Zusätzlich zur Ausstellung gibt es noch die Creative Rights Bibliothek, eine Sammlung an Artikeln, Manifesttexten und Dokumenten, die eine Reihe an Themen zu Copyright und "Copyleft" beinhalten. Dabei werden zwei aktuelle Rechtsfälle von Künstlern hinsichtlich Streitigkeiten des Copyrights präsentiert.
Der US-amerikanische Künstler Shepard Fairey, der für sein Obama-Plakat während des US-amerikanischen Wahlkampfes berühmt wurde, ist gegenwärtig in einen Rechtsstreit mit der Associated Press (AP) verwickelt. Sowohl der Künstler als auch AP erkennen an, dass das von Fairey für das Plakat verwendete Bild auf der Grundlage von Fotografien eines AP-Fotografen entstanden ist. Der Streit geht nun darum, ob Faireys Gebrauch durch Bildbearbeitung und die Schaffung eines neuen Bildkontexts noch dem legalen Bereich der Fair Use Bestimmung angehört. Der andere Rechtsfall betrifft den Künstler Richard Prince und den Fotografen Patrick Cariou. Prince, der seit langem für seine Appropriation Art mit ‚Marlboro Cowboys' und Mädchen aus Motorrad-Zeitschriften bekannt ist, benutzte 2008 in seiner aktuellen Collage-Serie Canal Zone Fotografien aus dem Buch "Yes Rasta" von Cariou. Anfang 2009 rechte Cariou Klage wegen der Verletzung des Copyrights ein.

Darüber hinaus wird die Bibliothek Materialien über die ausgestellten Künstler sowie Dokumente über das deutsche und US-amerikanische Copyright-Gesetz, die Bewegung Creative Commons, das Stanford University Fair Use Project und die deutsche und schwedische Piratenpartei bereitstellen. Das Ziel ist, eine große Bandbreite an Informationen und Gesichtspunkte über die betreffenden Themen zu bieten.

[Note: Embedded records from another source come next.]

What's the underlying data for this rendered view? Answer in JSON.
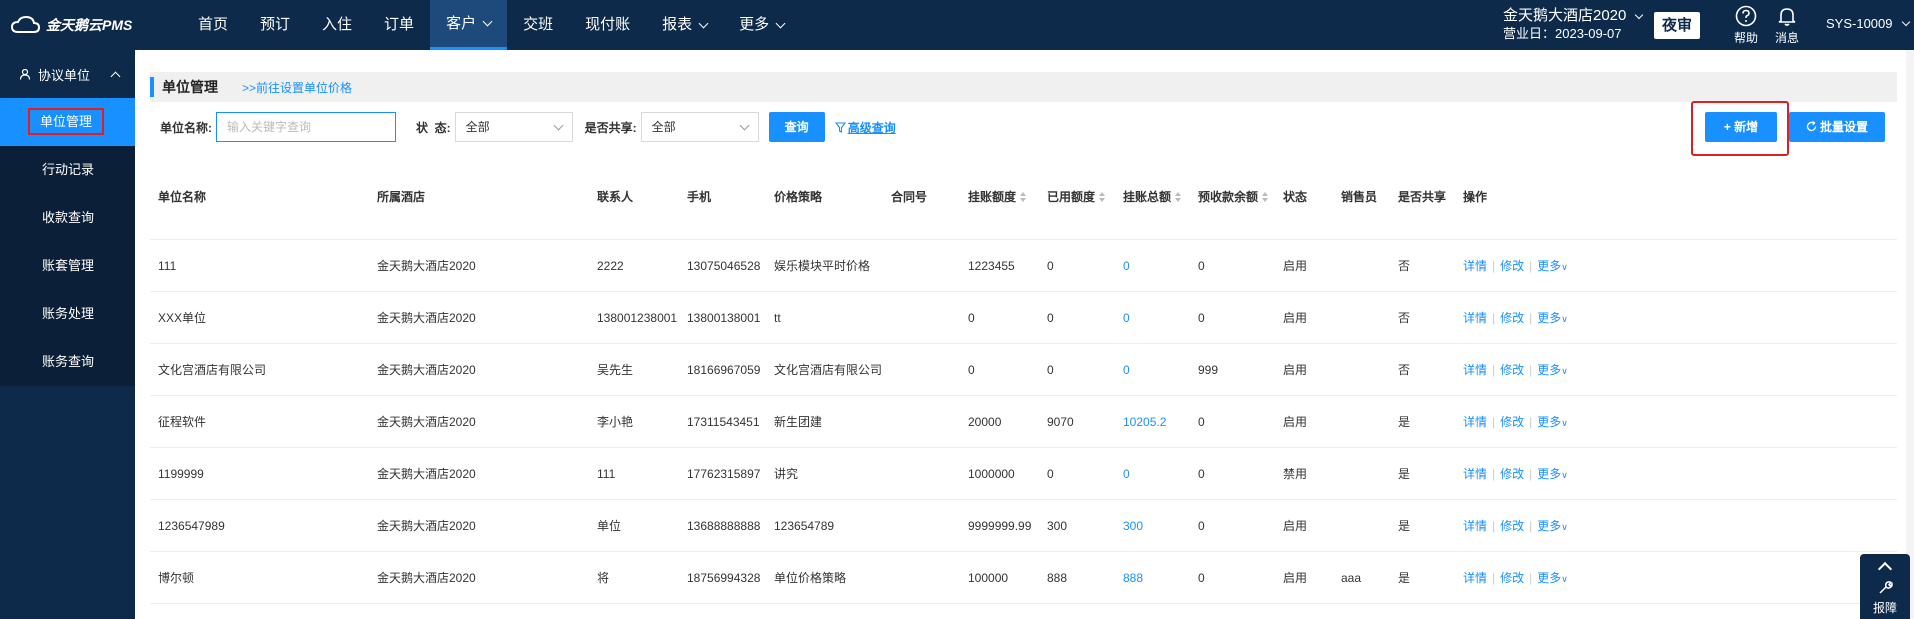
{
  "app": {
    "logo_text": "金天鹅云PMS"
  },
  "nav": [
    {
      "label": "首页",
      "dropdown": false,
      "active": false
    },
    {
      "label": "预订",
      "dropdown": false,
      "active": false
    },
    {
      "label": "入住",
      "dropdown": false,
      "active": false
    },
    {
      "label": "订单",
      "dropdown": false,
      "active": false
    },
    {
      "label": "客户",
      "dropdown": true,
      "active": true
    },
    {
      "label": "交班",
      "dropdown": false,
      "active": false
    },
    {
      "label": "现付账",
      "dropdown": false,
      "active": false
    },
    {
      "label": "报表",
      "dropdown": true,
      "active": false
    },
    {
      "label": "更多",
      "dropdown": true,
      "active": false
    }
  ],
  "header": {
    "hotel_name": "金天鹅大酒店2020",
    "business_date": "营业日：2023-09-07",
    "night_audit": "夜审",
    "help": "帮助",
    "messages": "消息",
    "user": "SYS-10009"
  },
  "sidebar": {
    "group": "协议单位",
    "items": [
      "单位管理",
      "行动记录",
      "收款查询",
      "账套管理",
      "账务处理",
      "账务查询"
    ],
    "active_index": 0
  },
  "main": {
    "title": "单位管理",
    "price_link": ">>前往设置单位价格",
    "filters": {
      "name_label": "单位名称:",
      "name_placeholder": "输入关键字查询",
      "status_label": "状  态:",
      "status_value": "全部",
      "shared_label": "是否共享:",
      "shared_value": "全部",
      "query": "查询",
      "advanced": "高级查询"
    },
    "add_button": "+ 新增",
    "batch_button": "批量设置"
  },
  "table": {
    "columns": [
      "单位名称",
      "所属酒店",
      "联系人",
      "手机",
      "价格策略",
      "合同号",
      "挂账额度",
      "已用额度",
      "挂账总额",
      "预收款余额",
      "状态",
      "销售员",
      "是否共享",
      "操作"
    ],
    "rows": [
      [
        "111",
        "金天鹅大酒店2020",
        "2222",
        "13075046528",
        "娱乐模块平时价格",
        "",
        "1223455",
        "0",
        "0",
        "0",
        "启用",
        "",
        "否"
      ],
      [
        "XXX单位",
        "金天鹅大酒店2020",
        "138001238001",
        "13800138001",
        "tt",
        "",
        "0",
        "0",
        "0",
        "0",
        "启用",
        "",
        "否"
      ],
      [
        "文化宫酒店有限公司",
        "金天鹅大酒店2020",
        "吴先生",
        "18166967059",
        "文化宫酒店有限公司",
        "",
        "0",
        "0",
        "0",
        "999",
        "启用",
        "",
        "否"
      ],
      [
        "征程软件",
        "金天鹅大酒店2020",
        "李小艳",
        "17311543451",
        "新生团建",
        "",
        "20000",
        "9070",
        "10205.2",
        "0",
        "启用",
        "",
        "是"
      ],
      [
        "1199999",
        "金天鹅大酒店2020",
        "111",
        "17762315897",
        "讲究",
        "",
        "1000000",
        "0",
        "0",
        "0",
        "禁用",
        "",
        "是"
      ],
      [
        "1236547989",
        "金天鹅大酒店2020",
        "单位",
        "13688888888",
        "123654789",
        "",
        "9999999.99",
        "300",
        "300",
        "0",
        "启用",
        "",
        "是"
      ],
      [
        "博尔顿",
        "金天鹅大酒店2020",
        "将",
        "18756994328",
        "单位价格策略",
        "",
        "100000",
        "888",
        "888",
        "0",
        "启用",
        "aaa",
        "是"
      ]
    ],
    "ops": [
      "详情",
      "修改",
      "更多"
    ]
  },
  "float_tool": {
    "label": "报障"
  }
}
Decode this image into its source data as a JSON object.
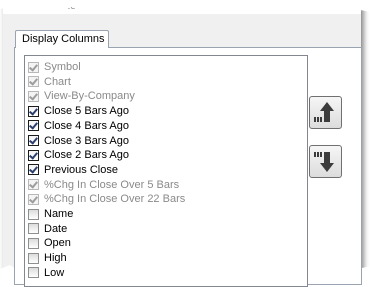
{
  "window": {
    "title_fragment": "Re"
  },
  "tab": {
    "label": "Display Columns"
  },
  "columns": [
    {
      "label": "Symbol",
      "checked": true,
      "enabled": false
    },
    {
      "label": "Chart",
      "checked": true,
      "enabled": false
    },
    {
      "label": "View-By-Company",
      "checked": true,
      "enabled": false
    },
    {
      "label": "Close 5 Bars Ago",
      "checked": true,
      "enabled": true
    },
    {
      "label": "Close 4 Bars Ago",
      "checked": true,
      "enabled": true
    },
    {
      "label": "Close 3 Bars Ago",
      "checked": true,
      "enabled": true
    },
    {
      "label": "Close 2 Bars Ago",
      "checked": true,
      "enabled": true
    },
    {
      "label": "Previous Close",
      "checked": true,
      "enabled": true
    },
    {
      "label": "%Chg In Close Over 5 Bars",
      "checked": true,
      "enabled": false
    },
    {
      "label": "%Chg In Close Over 22 Bars",
      "checked": true,
      "enabled": false
    },
    {
      "label": "Name",
      "checked": false,
      "enabled": true
    },
    {
      "label": "Date",
      "checked": false,
      "enabled": true
    },
    {
      "label": "Open",
      "checked": false,
      "enabled": true
    },
    {
      "label": "High",
      "checked": false,
      "enabled": true
    },
    {
      "label": "Low",
      "checked": false,
      "enabled": true
    }
  ],
  "buttons": {
    "move_up_icon": "arrow-up-icon",
    "move_down_icon": "arrow-down-icon"
  },
  "colors": {
    "dialog_bg": "#f0f0f0",
    "panel_bg": "#ffffff",
    "arrow": "#3c3c3c",
    "disabled_text": "#8a8a8a"
  }
}
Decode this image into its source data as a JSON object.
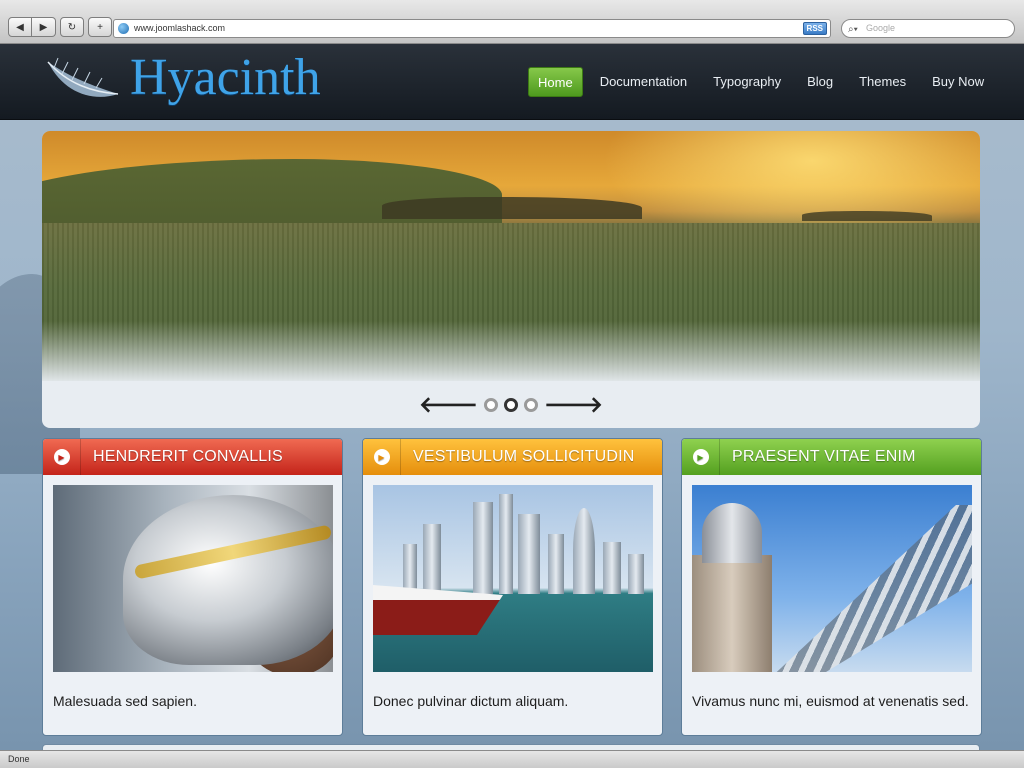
{
  "browser": {
    "url": "www.joomlashack.com",
    "rss_label": "RSS",
    "search_placeholder": "Google",
    "status": "Done"
  },
  "site": {
    "logo": "Hyacinth",
    "menu": [
      {
        "label": "Home",
        "active": true
      },
      {
        "label": "Documentation"
      },
      {
        "label": "Typography"
      },
      {
        "label": "Blog"
      },
      {
        "label": "Themes"
      },
      {
        "label": "Buy Now"
      }
    ],
    "slider": {
      "slides": 3,
      "active_slide": 2
    }
  },
  "boxes": [
    {
      "title": "HENDRERIT CONVALLIS",
      "text": "Malesuada sed sapien.",
      "color": "#d63a25"
    },
    {
      "title": "VESTIBULUM SOLLICITUDIN",
      "text": "Donec pulvinar dictum aliquam.",
      "color": "#f3a51c"
    },
    {
      "title": "PRAESENT VITAE ENIM",
      "text": "Vivamus nunc mi, euismod at venenatis sed.",
      "color": "#6db735"
    }
  ],
  "colors": {
    "header_bg": "#1c2229",
    "logo": "#3fa3e8",
    "active_menu": "#5ea82a"
  }
}
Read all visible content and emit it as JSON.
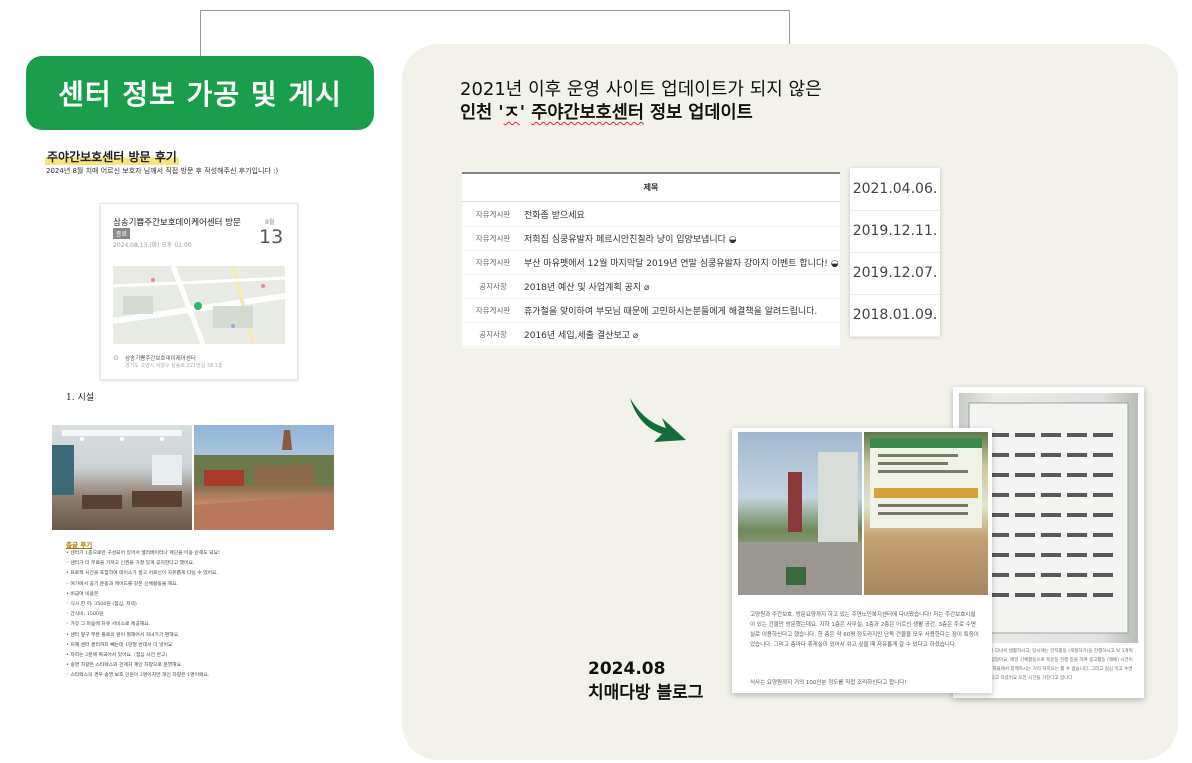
{
  "header": {
    "title": "센터 정보 가공 및 게시"
  },
  "blog": {
    "title": "주야간보호센터 방문 후기",
    "subtitle": "2024년 8월 치매 어르신 보호자 님께서 직접 방문 후 작성해주신 후기입니다 :)",
    "card": {
      "name": "삼송기쁨주간보호데이케어센터 방문",
      "badge": "종료",
      "datetime": "2024.08.13.(화) 오후 01:00",
      "month": "8월",
      "day": "13",
      "address_name": "삼송기쁨주간보호데이케어센터",
      "address_detail": "경기도 고양시 덕양구 삼송로 221번길 38 1층"
    },
    "section_title": "1. 시설",
    "review_heading": "총글 후기",
    "review_lines": [
      "• 센터가 1층으로만 구성되어 있어서 엘리베이터나 계단을 이용 안해도 되요!",
      "   ◦ 센터가 더 무료을 가져고 인권을 가졌 있게 공지한다고 했어요.",
      "• 프로젝 시간을 포함하여 데이스가 알고 어르신이 자유롭게 다닐 수 있어요.",
      "   ◦ 여가에서 공기 운동과 케어드를 같은 신체활동을 해요.",
      "• 비급여 비용은",
      "   ◦ 식사 한 끼: 3500원 (점심, 저녁)",
      "   ◦ 간식비: 1500원",
      "   ◦ 가장 그 마음에 자유 서비스로 제공해요.",
      "• 센터 앞구 부분 들로의 앞이 절해어서 자녀가기 편해요.",
      "• 지혜 센터 센터까지 빼는데 1만얼 반데서 더 넣어요.",
      "• 자리는 2분에 짜국어서 있어요. (점심 사전 완고)",
      "• 송영 차량은 스타렉스와 관계자 계인 차량으로 운영해요.",
      "   ◦ 스타렉스의 경우 송영 보호 인원이 2명이지만 개인 차량은 1명이에요."
    ]
  },
  "main": {
    "headline1": "2021년 이후 운영 사이트 업데이트가 되지 않은",
    "headline2_prefix": "인천 '",
    "headline2_squiggle1": "ㅈ",
    "headline2_mid": "' ",
    "headline2_squiggle2": "주야간보호센터",
    "headline2_suffix": " 정보 업데이트",
    "board": {
      "column_title": "제목",
      "rows": [
        {
          "category": "자유게시판",
          "title": "전화좀 받으세요"
        },
        {
          "category": "자유게시판",
          "title": "저희집 심쿵유발자 페르시안친칠라 냥이 입양보냅니다 ◒"
        },
        {
          "category": "자유게시판",
          "title": "부산 마유펫에서 12월 마지막달 2019년 연말 심쿵유발자 강아지 이벤트 합니다! ◒"
        },
        {
          "category": "공지사항",
          "title": "2018년 예산 및 사업계획 공지 ⌀"
        },
        {
          "category": "자유게시판",
          "title": "휴가철을 맞이하여 부모님 때문에 고민하시는분들에게 해결책을 알려드립니다."
        },
        {
          "category": "공지사항",
          "title": "2016년 세입,세출 결산보고 ⌀"
        }
      ],
      "dates": [
        "2021.04.06.",
        "2019.12.11.",
        "2019.12.07.",
        "2018.01.09."
      ]
    },
    "caption_line1": "2024.08",
    "caption_line2": "치매다방 블로그",
    "doc2": {
      "text": "고양원과 주간보호, 방문요양까지 하고 있는 주연노인복지센터에 다녀왔습니다! 저는 주간보호시설이 있는 건물만 방문했는데요. 지하 1층은 사무실, 1층과 2층은 어르신 생활 공간, 3층은 주로 수면실로 이용하신다고 했습니다. 한 층은 약 60평 정도라지만 단독 건물을 모두 사용한다는 점이 특징이었습니다. 그리고 층마다 휴게실이 있어서 쉬고 싶을 때 자유롭게 갈 수 있다고 하셨습니다.",
      "footer": "식사는 요양원까지 거의 100인분 정도를 직접 조리하신다고 합니다!"
    },
    "doc3": {
      "text": "센터에서 알린다 다녀서 생활하시고, 당시에는 인지활동 (색칠하기)을 진행하시고 보 1개씩 책상과 의자가 있었어요. 매일 신체활동으로 목운동 진행 등을 하여 중고활동 (레베) 시간이 있다고 하네요! 저울에서 함께하시는 거리 하지요는 활 수 없습니다. 그리고 점심 먹고 수면하는 시간이 있다고 하셨어요 오전 시간을 가진다고 합니다"
    }
  },
  "colors": {
    "brand_green": "#1b9e4b",
    "panel_bg": "#f2f2ea",
    "highlight_yellow": "#f7e37a",
    "arrow_green": "#136d3b"
  }
}
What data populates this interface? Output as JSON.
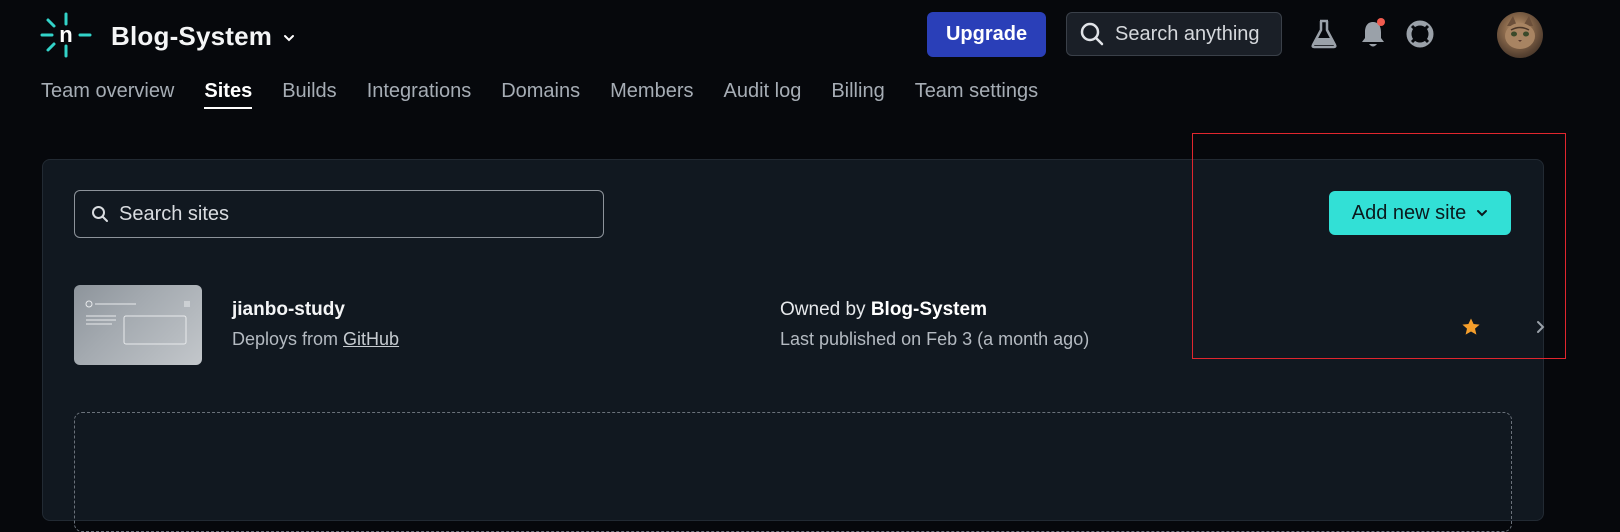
{
  "header": {
    "team_name": "Blog-System",
    "upgrade_label": "Upgrade",
    "search_placeholder": "Search anything"
  },
  "tabs": [
    {
      "label": "Team overview",
      "active": false
    },
    {
      "label": "Sites",
      "active": true
    },
    {
      "label": "Builds",
      "active": false
    },
    {
      "label": "Integrations",
      "active": false
    },
    {
      "label": "Domains",
      "active": false
    },
    {
      "label": "Members",
      "active": false
    },
    {
      "label": "Audit log",
      "active": false
    },
    {
      "label": "Billing",
      "active": false
    },
    {
      "label": "Team settings",
      "active": false
    }
  ],
  "sites_panel": {
    "search_placeholder": "Search sites",
    "add_site_label": "Add new site"
  },
  "site": {
    "name": "jianbo-study",
    "deploy_prefix": "Deploys from",
    "deploy_source": "GitHub",
    "owner_prefix": "Owned by",
    "owner": "Blog-System",
    "published": "Last published on Feb 3 (a month ago)",
    "favorite": true
  },
  "colors": {
    "upgrade": "#2a3fb8",
    "accent": "#32e0d6",
    "star": "#f59e2b",
    "highlight": "#e0262e"
  },
  "icons": [
    "logo-icon",
    "chevron-down-icon",
    "search-icon",
    "flask-icon",
    "bell-icon",
    "lifebuoy-icon",
    "star-icon",
    "chevron-right-icon"
  ]
}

Der dritte Teil des Ausstellungsprojekts Creative Rights ist der Workshop Urheberrecht und verwandte Themen für Künstler, Musiker, Filmemacher und andere kreative Bereiche, der am Samstag, den 28. November um 15 Uhr mit dem Rechtsanwalt Andreas Lichtenhahn in deutscher Sprache stattfinden wird.